Wanna hear about it?
The prompt was about Paul Diallo who is looking for a co-director for his new research project into childhood psychological development. He wants someone to add to the merit and significance of the project. And someone he can work productively with.
Option 1: Zoe Kincaid (we love her, she is the sun the moon and the stars). She’s directed several of her own projects with great success. She is known to be very cordial and professional. Although she can be a bit dogmatic. She is well renowned in the scientific community and she has a broad range of fields she is versed in within the sciences. She works at the same university as Diallo but can likely get more funding that will not be available to Diallo otherwise. She does go out of town occasionally. The aspect of the project that is most interesting to her and the one she would like to focus on is different from Diallo’s.
Option 2: Julia (punk-ass baby) Fissher. She just finished her PhD and is at a larger university than Diallo’s. She has never directed a research project before. She and Diallo agree about the overall vision of the project but disagree about most of the details.
Basically Zoe is a rockstar and Julia is a punk. And here’s why:
Merit & Significance
Zoe’s name recognition alone will put a little weight and backing in the scientific community’s mind
She is in a better position, being an expert in many fields, to see the broader ramifications of findings.
Her ass pays the bills while her mouth writes the checks! She can get additional funding and has sway with the higher ups.
Zoe can make sh*t happen, and, with additional funding, Diallo can do all sorts of things like hire better research assistants, use better technology, or, most importantly, extend the project. With childhood development projects it is all about studying the long-term which allows one to make more significant findings. (Also, who cares julia is from a larger university. First of all, bigger isn’t always better. Maybe their psych department is super underfunded because they dump all their money into their football team. Maybe they retain all the rights to any findings by a faculty member- we just don’t know.)
Zoe and Diallo can divide and conquer. Nothing is holding them to going just one way. They can focus on two main aspects, widening the projects overall scope.
Zoe has extensive experience as a team leader and a proven track record of productive and effective research projects. Diallo can lean on her for guidance and insight into team dynamics, effective strategies, time management, dealing with university officials, etc.
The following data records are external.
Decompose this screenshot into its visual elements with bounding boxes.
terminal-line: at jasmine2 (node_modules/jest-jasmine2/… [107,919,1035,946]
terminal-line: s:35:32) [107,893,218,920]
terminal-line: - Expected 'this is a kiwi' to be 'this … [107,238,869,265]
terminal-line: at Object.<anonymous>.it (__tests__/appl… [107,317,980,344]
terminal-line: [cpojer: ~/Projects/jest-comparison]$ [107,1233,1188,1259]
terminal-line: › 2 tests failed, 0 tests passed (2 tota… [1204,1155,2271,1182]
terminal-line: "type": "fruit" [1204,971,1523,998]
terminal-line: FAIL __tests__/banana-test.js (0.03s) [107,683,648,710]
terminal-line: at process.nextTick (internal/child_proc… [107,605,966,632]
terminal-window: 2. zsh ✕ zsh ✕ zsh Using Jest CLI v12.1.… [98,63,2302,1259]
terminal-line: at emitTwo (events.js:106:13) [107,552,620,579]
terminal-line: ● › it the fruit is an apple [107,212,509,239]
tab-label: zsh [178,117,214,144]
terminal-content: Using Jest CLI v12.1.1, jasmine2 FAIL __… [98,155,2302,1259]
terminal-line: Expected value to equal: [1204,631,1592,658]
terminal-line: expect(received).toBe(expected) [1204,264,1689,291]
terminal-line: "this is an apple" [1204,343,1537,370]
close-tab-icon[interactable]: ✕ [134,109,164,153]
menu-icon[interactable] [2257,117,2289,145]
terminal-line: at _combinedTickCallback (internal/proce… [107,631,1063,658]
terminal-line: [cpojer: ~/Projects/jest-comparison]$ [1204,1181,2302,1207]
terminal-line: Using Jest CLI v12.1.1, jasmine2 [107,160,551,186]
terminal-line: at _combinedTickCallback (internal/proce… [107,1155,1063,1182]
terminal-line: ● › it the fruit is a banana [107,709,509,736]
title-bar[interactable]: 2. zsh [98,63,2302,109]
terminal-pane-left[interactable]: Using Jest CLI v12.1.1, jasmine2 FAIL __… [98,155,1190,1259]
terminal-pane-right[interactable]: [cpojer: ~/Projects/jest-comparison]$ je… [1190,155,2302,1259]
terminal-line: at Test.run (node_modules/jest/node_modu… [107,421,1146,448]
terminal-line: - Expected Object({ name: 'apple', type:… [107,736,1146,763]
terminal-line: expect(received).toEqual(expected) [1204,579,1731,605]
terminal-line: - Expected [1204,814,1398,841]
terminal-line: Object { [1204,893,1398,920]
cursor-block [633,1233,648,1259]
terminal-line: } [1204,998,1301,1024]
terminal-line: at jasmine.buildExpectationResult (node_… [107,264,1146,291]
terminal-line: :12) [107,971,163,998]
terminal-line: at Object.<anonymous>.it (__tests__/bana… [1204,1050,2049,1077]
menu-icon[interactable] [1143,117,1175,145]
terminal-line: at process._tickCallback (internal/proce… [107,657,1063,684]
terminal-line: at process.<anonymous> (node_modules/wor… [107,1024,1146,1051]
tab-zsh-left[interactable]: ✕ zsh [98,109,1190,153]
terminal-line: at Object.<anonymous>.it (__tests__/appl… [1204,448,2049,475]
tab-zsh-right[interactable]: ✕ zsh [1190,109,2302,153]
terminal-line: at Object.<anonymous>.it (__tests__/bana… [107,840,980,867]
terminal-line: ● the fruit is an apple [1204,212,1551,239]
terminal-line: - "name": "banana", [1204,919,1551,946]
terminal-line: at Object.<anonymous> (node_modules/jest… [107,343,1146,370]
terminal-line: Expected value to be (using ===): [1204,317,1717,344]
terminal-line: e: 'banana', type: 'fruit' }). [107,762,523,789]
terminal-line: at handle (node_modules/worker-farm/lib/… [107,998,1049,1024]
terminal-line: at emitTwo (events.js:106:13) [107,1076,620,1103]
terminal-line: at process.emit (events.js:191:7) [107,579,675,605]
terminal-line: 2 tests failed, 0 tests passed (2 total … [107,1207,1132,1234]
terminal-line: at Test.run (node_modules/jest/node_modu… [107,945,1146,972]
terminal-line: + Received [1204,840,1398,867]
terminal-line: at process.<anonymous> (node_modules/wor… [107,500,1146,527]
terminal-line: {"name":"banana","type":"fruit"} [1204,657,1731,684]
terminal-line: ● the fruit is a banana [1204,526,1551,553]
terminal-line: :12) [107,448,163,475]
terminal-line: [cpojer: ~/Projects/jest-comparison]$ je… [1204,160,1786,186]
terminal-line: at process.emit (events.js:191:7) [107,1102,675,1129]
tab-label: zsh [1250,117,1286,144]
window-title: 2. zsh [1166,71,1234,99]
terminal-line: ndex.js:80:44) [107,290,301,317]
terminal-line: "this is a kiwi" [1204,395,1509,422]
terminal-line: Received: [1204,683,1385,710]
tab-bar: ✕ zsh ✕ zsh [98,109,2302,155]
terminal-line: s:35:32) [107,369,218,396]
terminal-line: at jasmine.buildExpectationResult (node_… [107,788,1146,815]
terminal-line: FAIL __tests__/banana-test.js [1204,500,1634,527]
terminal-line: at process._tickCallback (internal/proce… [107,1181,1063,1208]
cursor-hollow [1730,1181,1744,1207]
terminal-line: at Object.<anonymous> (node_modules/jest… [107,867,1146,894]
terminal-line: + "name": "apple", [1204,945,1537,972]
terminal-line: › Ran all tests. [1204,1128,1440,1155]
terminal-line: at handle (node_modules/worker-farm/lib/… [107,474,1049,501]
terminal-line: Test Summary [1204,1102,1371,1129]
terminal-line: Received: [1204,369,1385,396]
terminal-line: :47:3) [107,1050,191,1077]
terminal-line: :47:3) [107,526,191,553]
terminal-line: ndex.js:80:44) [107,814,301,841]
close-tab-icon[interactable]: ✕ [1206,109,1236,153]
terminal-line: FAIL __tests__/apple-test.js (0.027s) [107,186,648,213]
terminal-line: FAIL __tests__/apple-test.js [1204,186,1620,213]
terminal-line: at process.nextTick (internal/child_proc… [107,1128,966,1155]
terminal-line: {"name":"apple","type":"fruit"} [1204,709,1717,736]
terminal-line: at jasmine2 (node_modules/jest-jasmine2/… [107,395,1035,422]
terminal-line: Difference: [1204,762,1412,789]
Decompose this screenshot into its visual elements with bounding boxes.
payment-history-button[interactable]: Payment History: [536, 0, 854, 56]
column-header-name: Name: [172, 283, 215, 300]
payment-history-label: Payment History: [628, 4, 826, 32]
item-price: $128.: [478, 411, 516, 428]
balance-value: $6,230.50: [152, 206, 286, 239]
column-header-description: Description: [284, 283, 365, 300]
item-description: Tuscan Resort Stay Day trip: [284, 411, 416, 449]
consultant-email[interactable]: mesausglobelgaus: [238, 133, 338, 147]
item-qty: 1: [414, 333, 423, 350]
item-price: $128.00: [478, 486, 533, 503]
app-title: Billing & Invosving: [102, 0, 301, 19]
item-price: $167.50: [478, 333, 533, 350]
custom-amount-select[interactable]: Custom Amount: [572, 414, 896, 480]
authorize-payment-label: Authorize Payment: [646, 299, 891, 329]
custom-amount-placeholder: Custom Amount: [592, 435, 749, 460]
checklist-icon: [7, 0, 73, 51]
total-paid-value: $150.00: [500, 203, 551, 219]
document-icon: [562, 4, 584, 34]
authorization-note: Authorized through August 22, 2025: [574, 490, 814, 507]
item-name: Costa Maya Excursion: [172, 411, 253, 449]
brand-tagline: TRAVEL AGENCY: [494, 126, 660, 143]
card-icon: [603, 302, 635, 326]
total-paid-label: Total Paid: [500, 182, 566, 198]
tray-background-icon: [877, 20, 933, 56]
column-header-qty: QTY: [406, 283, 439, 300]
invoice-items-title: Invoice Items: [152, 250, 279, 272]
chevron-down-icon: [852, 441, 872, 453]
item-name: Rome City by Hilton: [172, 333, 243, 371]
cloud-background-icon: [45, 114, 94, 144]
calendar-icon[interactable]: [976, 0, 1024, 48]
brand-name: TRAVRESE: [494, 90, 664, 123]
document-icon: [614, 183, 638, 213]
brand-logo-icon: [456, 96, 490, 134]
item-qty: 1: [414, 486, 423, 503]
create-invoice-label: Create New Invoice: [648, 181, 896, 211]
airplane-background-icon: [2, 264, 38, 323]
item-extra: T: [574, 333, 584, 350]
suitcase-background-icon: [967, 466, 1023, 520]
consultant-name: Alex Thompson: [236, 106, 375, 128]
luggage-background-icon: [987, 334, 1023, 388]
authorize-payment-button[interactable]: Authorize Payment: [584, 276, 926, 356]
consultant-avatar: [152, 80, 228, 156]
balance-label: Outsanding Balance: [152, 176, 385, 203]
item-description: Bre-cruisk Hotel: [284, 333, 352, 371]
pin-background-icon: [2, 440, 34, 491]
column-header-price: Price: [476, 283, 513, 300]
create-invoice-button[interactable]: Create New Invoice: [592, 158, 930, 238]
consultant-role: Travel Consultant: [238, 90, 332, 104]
You name it, Zoe has done it. Julia has no experience leading a team. She has no idea what productive even looks like.
Because Zoe is more interested a different aspect of the project, they can divide the aspects of the project efficiently, and Diallo can really focus on what he cares the most about as opposed to being weighed down by all the other aspects. And he doesn’t even have to worry about if the other sh*t is getting done because it has been shown that Zoe is a boss!
While she may be dogmatic and have her own opinions as to how things should be done, a professional with her experience and personality (cordial & professional) would know how to work with someone who doesn’t necessarily agree (especially if the project is that person’s brain child). I mean, you don’t get to where Zoe has by not knowing your place or how to follow directions just as well as giving them. Also disagreement about large aspects are more likely to be worked out early on. Plus isn’t a little dispute sort of the nature of scientific theory? Diallo doesn’t have time to waste arguing with Julia about every detail. Like who cares about stupid things like where they keep the research binders? Ain’t nobody got time for that sh*t! The devil is in the details.
In summation, Diallo should get on his knees and beg Zoe to join him on the project. BEGGGGGGGG!!!!